As Mike Haynes explains: “What separates societies, therefore, is less the per capita income over this level than the degree to which it is unequally distributed, and the scale of relative deprivation between different social groups. People in a country can be twice as well off on average as those in another country without benefit to their mortality rates if the distribution of income and wealth is unequal.” (Capitalism, class, health and medicine, Mike Haynes, International Socialism).

And it is a vicious circle: understanding the causes of the causes is critical. Smoking is bad for your health but what causes smoking to be more prevalent in some groups? Fast food isn’t good for you but we know fast food outlets accumulate in the poorest areas. To understand the health gradient we need to be clear about what lies behind it. Which is why, of course, however much Theresa May says she is committed to reducing health inequality, a neo-liberal government can never do so because it is not able to address the societal and political reasons behind it. Indeed it will tend to make it worse - with those with little control over their lives being the ones hit the most by government decisions.

An unequal society produces income inequality, but also the social mechanisms that cause ill health. People who suffer from pressures such as job insecurity, poor housing and a bad environment often have less resilience for dealing with the unequal outcomes they produce.

Would a Corbyn-led Labour government be able to transform the health and wellbeing outcomes for those who today face daily struggles?

Of course the Labour manifesto was a step forward in rejecting, for example, the marketisation of health, and in promising to build thousands of new homes.
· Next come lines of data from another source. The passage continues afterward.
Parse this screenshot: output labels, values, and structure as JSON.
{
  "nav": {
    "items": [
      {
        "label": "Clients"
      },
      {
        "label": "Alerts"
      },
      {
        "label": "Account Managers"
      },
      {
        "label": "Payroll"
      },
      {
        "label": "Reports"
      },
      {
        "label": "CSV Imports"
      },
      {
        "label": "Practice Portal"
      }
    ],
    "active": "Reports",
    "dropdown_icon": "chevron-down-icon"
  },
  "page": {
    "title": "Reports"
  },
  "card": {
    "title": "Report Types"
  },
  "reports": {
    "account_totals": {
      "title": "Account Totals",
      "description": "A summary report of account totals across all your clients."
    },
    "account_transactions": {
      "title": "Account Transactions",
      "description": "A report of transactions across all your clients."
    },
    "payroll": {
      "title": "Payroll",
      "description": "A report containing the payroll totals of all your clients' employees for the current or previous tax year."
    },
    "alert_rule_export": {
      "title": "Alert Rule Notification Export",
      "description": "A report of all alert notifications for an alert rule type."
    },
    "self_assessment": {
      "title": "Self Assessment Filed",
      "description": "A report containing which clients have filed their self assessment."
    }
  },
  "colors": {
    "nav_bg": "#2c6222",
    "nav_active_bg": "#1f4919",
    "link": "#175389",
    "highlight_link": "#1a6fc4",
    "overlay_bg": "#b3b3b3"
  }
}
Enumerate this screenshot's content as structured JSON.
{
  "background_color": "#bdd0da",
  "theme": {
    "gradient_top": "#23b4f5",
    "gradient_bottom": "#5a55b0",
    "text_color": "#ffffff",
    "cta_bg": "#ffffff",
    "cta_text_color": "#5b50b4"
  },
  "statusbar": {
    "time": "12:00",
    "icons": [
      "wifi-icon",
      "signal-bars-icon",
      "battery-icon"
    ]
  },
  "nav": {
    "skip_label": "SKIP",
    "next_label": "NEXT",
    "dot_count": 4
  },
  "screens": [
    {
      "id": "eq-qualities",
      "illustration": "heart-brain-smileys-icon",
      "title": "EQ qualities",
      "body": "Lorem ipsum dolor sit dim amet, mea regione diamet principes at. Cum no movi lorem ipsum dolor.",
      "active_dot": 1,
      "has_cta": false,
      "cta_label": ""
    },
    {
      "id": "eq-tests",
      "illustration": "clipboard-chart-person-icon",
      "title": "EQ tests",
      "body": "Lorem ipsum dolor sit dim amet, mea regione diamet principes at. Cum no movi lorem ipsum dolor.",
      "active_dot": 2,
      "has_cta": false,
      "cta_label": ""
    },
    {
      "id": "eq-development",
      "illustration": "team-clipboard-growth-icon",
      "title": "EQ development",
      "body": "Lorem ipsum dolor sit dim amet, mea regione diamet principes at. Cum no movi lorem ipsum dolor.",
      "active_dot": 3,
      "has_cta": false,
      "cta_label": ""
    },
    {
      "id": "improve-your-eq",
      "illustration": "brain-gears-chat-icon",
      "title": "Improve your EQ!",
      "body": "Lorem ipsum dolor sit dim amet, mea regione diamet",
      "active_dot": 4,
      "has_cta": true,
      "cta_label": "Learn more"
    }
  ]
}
These individual commitments, however, need to be seen as part of a more general transformation of society, delivered through mass campaigns and a focused socialist programme - a programme that will determine the overall distribution of income and the redistributive impact of the welfare state.

Mike Haynes reminds us that there can be radical shifts in society - “For instance, in the UK in the Second World War, despite the conflict, civilian health improved as radical changes had a dramatic short-term effect and health delivery was shifted towards a new basis.”

Surely it isn’t utopian to imagine this happening again following a Corbyn-led government committed to sustainable socialist reform?